New Malware Framework, Avalon, Exposed: A Threat to Cybersecurity
A recently identified malware framework, dubbed Avalon, represents a significant development in the landscape of cyber threats. This framework employs a deceptive tactic involving a spoofed legal document to entice potential victims, packaging its malicious payload within a multi-stage, fileless chain. At the heart of Avalon is a ransomware component referred to as CrownX.
Avalon’s emergence illustrates a concerning trend in cybersecurity: the consolidation of diverse offensive capabilities into a single, more potent framework. This integration not only streamlines the malware’s operations but also underscores how advancements in development practices, possibly aided by artificial intelligence, are enabling cybercriminals to deploy increasingly sophisticated toolsets with relative ease.
One of the framework’s notable features is its strategy to obfuscate the malware from detection. By hosting the payload externally, the attackers effectively minimized opportunities for email inspection by mail gateways. Victims received a convincingly themed email that directed them to a password-protected archive stored on Proton Drive, diverting attention from the actual malware. The archive contained an ISO image that, once mounted, displayed a shortcut mimicking a legitimate document along with a fake "Mimecast Secure File Logs" folder. This deliberate design reinforced the illusion of a secure document while the real threat lay hidden in an MSBuild project file disguised with a .tmp extension.
The sophistication of Avalon extends beyond its deceptive appearance. The malware utilizes a robust in-memory loader that incorporates multiple telemetry-evasion techniques. It effectively resolves and patches ETW (Event Tracing for Windows) entry points and manipulates AMSI (Antimalware Scan Interface) flows to ensure that security products either report false success or are completely bypassed.
The managed downloader included within Avalon exhibits advanced functionality as well. It employs a permissive certificate callback along with a browser-like User-Agent and custom request headers to pull down an encrypted remote payload. To enhance its evasiveness, the response is subjected to HMAC-SHA256-based keyed validation and requires an offset-driven keystream for decryption, making it resistant to passive analysis.
Upon execution, the loader manually maps the decrypted payload into the process memory, effectively resolving imports, applying relocations, and registering exception tables. This intricate process ensures that the final native binary operates without creating a new process or residual files on disk, thereby complicating forensic investigation efforts.

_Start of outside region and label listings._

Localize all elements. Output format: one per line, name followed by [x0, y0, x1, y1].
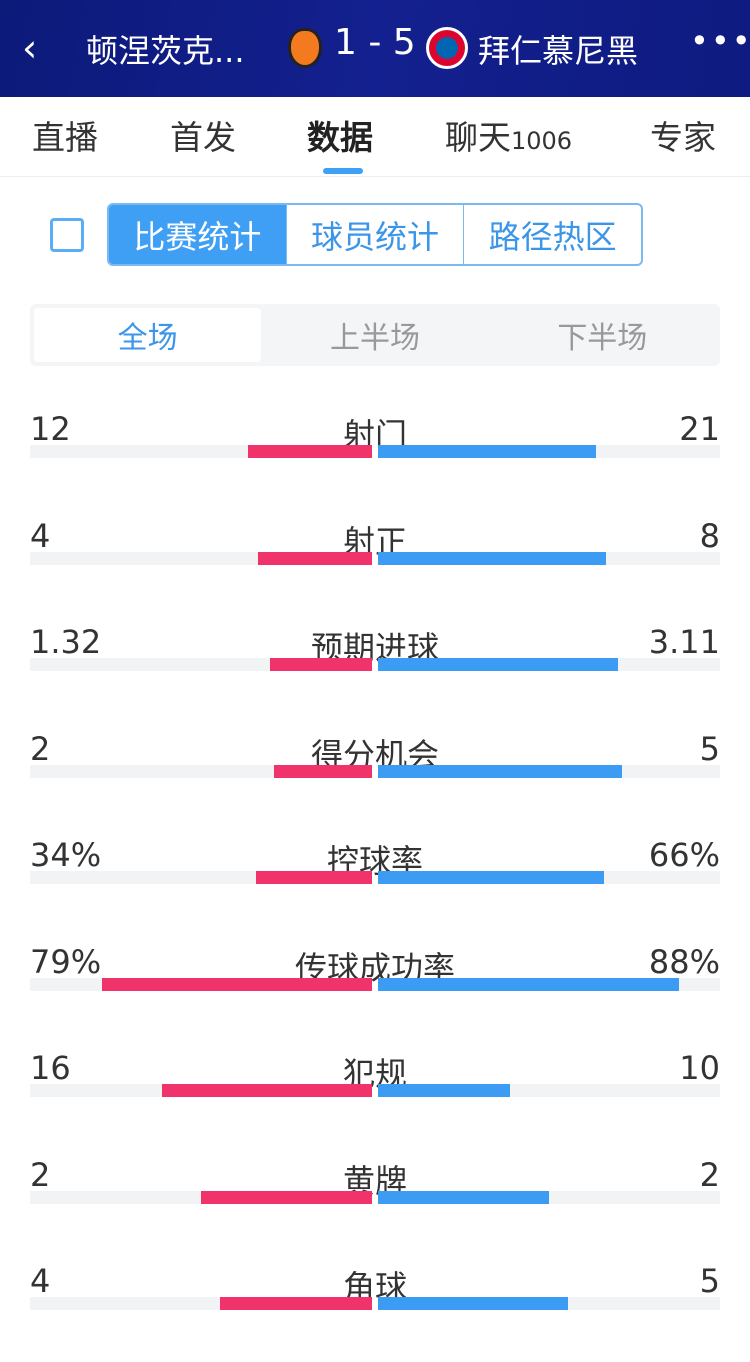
home-bar-track [30, 1297, 372, 1310]
home-bar-track [30, 1084, 372, 1097]
home-value: 12 [30, 410, 71, 448]
home-bar [274, 764, 372, 778]
period-second-half[interactable]: 下半场 [557, 321, 648, 356]
away-bar [378, 977, 679, 991]
home-bar-track [30, 445, 372, 458]
period-selector: 全场 上半场 下半场 [30, 304, 720, 366]
match-header: ‹ 顿涅茨克... 1 - 5 拜仁慕尼黑 ••• [0, 0, 750, 97]
home-bar [247, 445, 372, 458]
home-bar-track [30, 871, 372, 884]
stat-row: 4 射正 8 [30, 517, 720, 617]
segment-match-stats[interactable]: 比赛统计 [109, 205, 286, 264]
away-value: 5 [699, 1262, 720, 1300]
more-icon[interactable]: ••• [690, 22, 750, 60]
away-value: 66% [648, 836, 720, 874]
score: 1 - 5 [334, 22, 416, 63]
stat-row: 12 射门 21 [30, 410, 720, 510]
home-value: 4 [30, 516, 51, 555]
away-value: 3.11 [648, 623, 720, 661]
away-bar [378, 551, 607, 565]
home-value: 2 [30, 1155, 51, 1194]
away-value: 21 [679, 410, 720, 448]
tab-data[interactable]: 数据 [307, 118, 373, 157]
tab-lineup[interactable]: 首发 [170, 118, 236, 157]
away-bar-track [378, 1190, 720, 1204]
home-bar [161, 1084, 372, 1097]
chat-count: 1006 [511, 127, 573, 155]
home-bar [101, 977, 372, 991]
home-bar [220, 1297, 372, 1310]
segment-heatmap[interactable]: 路径热区 [463, 205, 641, 264]
stat-row: 4 角球 5 [30, 1262, 720, 1362]
bayern-logo-icon [426, 27, 468, 69]
away-bar-track [378, 551, 720, 565]
home-team-name[interactable]: 顿涅茨克... [86, 32, 245, 70]
tab-live[interactable]: 直播 [32, 118, 98, 157]
stats-type-segment: 比赛统计 球员统计 路径热区 [107, 203, 643, 266]
stat-row: 16 犯规 10 [30, 1049, 720, 1149]
home-value: 1.32 [30, 623, 102, 661]
home-bar-track [30, 551, 372, 565]
home-value: 79% [30, 942, 102, 981]
away-bar [378, 871, 604, 884]
back-icon[interactable]: ‹ [22, 26, 38, 70]
home-value: 2 [30, 729, 51, 768]
away-bar [378, 658, 619, 671]
tab-chat[interactable]: 聊天1006 [445, 111, 572, 159]
away-value: 2 [699, 1155, 720, 1194]
stat-row: 2 得分机会 5 [30, 730, 720, 830]
away-bar-track [378, 1084, 720, 1097]
home-bar [201, 1190, 372, 1204]
away-value: 88% [648, 942, 720, 981]
home-bar-track [30, 658, 372, 671]
period-full[interactable]: 全场 [34, 308, 262, 362]
stat-row: 1.32 预期进球 3.11 [30, 623, 720, 723]
away-team-name[interactable]: 拜仁慕尼黑 [478, 32, 639, 70]
away-bar-track [378, 658, 720, 671]
away-bar [378, 1084, 510, 1097]
period-first-half[interactable]: 上半场 [329, 321, 420, 356]
away-value: 10 [679, 1049, 720, 1087]
stat-row: 79% 传球成功率 88% [30, 943, 720, 1043]
tab-chat-label: 聊天 [445, 118, 511, 157]
away-bar-track [378, 445, 720, 458]
away-bar-track [378, 977, 720, 991]
active-tab-indicator [323, 168, 363, 174]
away-bar [378, 1297, 569, 1310]
away-bar-track [378, 871, 720, 884]
away-value: 8 [699, 516, 720, 555]
stat-row: 2 黄牌 2 [30, 1156, 720, 1256]
home-bar [270, 658, 372, 671]
away-bar [378, 445, 596, 458]
home-bar-track [30, 977, 372, 991]
stat-row: 34% 控球率 66% [30, 836, 720, 936]
segment-player-stats[interactable]: 球员统计 [285, 205, 464, 264]
tab-bar: 直播 首发 数据 聊天1006 专家 [0, 97, 750, 177]
tab-expert[interactable]: 专家 [650, 118, 716, 157]
shakhtar-logo-icon [288, 28, 322, 68]
home-value: 16 [30, 1049, 71, 1087]
away-bar-track [378, 764, 720, 778]
home-value: 4 [30, 1262, 51, 1300]
away-value: 5 [699, 729, 720, 768]
away-bar-track [378, 1297, 720, 1310]
home-bar-track [30, 764, 372, 778]
away-bar [378, 1190, 549, 1204]
home-value: 34% [30, 836, 102, 874]
home-bar [258, 551, 372, 565]
home-bar [255, 871, 372, 884]
home-bar-track [30, 1190, 372, 1204]
document-icon[interactable] [50, 218, 84, 252]
away-bar [378, 764, 623, 778]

The mechanics of Avalon also allow it to act as a comprehensive orchestration framework, consolidating various functionalities including credential harvesting, persistence, lateral movement, anti-forensics, recovery disruption, and extortion into one integrated package. Specifically, Avalon’s operations include a stealthy harvesting of browser data—which encompasses credentials stored in Chromium and Firefox, crypto wallets, messaging tokens, VPN, SSH keys, and Windows credential material via DPAPI calls.
Further enhancing its capability to wreak havoc, Avalon employs operational methods that target backup infrastructures such as Veeam, Acronis, and even Hyper-V. The ransomware component, CrownX, displays an alarming mix of resilience and destructive potential. It implements strong cryptographic measures using Windows CNG and AES-GCM and utilizes file mapping for swift bulk encryption, all while supporting transactional file operations that allow modification of files on the go.
In terms of recovery neutralization, CrownX takes aggressive measures to hinder restoration efforts by stopping and deleting VSS snapshots and corrupting recovery artifacts. This strategy is bolstered by a comprehensive anti-forensics subsystem designed to obliterate evidence from visibility.
The operational significance of Avalon lies not only in its integration of various malicious capabilities but also in its accessibility, allowing even less experienced threat actors to orchestrate devastating campaigns. The framework’s evolution seems to reflect a rapid assembly process, likely facilitated by advanced assisting tools, leading to an urgent need for robust cybersecurity measures and greater awareness among potential targets.
Indicators of Compromise (IoCs)
Identifying and mitigating threats posed by Avalon requires vigilance and understanding of specific indicators of compromise. Examples include:
- ISO Image:
Secure_Document_CA-283505_pdf.iso– Containing the fake PDF shortcut and MSBuild project. - Shortcut:
Secure Document CA-283505.pdf.lnk– Launchedcmd.exe, cloaked under a Microsoft Edge icon. - MSBuild Project:
Mimecast Secure File Logs\zfighv.tmp– A malicious XML project from the ISO. - Staging Domain:
helloxcherry[.]com– The remote domain contacted by the managed loader.
By maintaining awareness of these identifiers and enhancing security measures, organizations can strive to safeguard their networks from the growing threat of frameworks like Avalon. As cybercriminals continue to innovate and evolve, proactive responses will be crucial in combatting these sophisticated threats.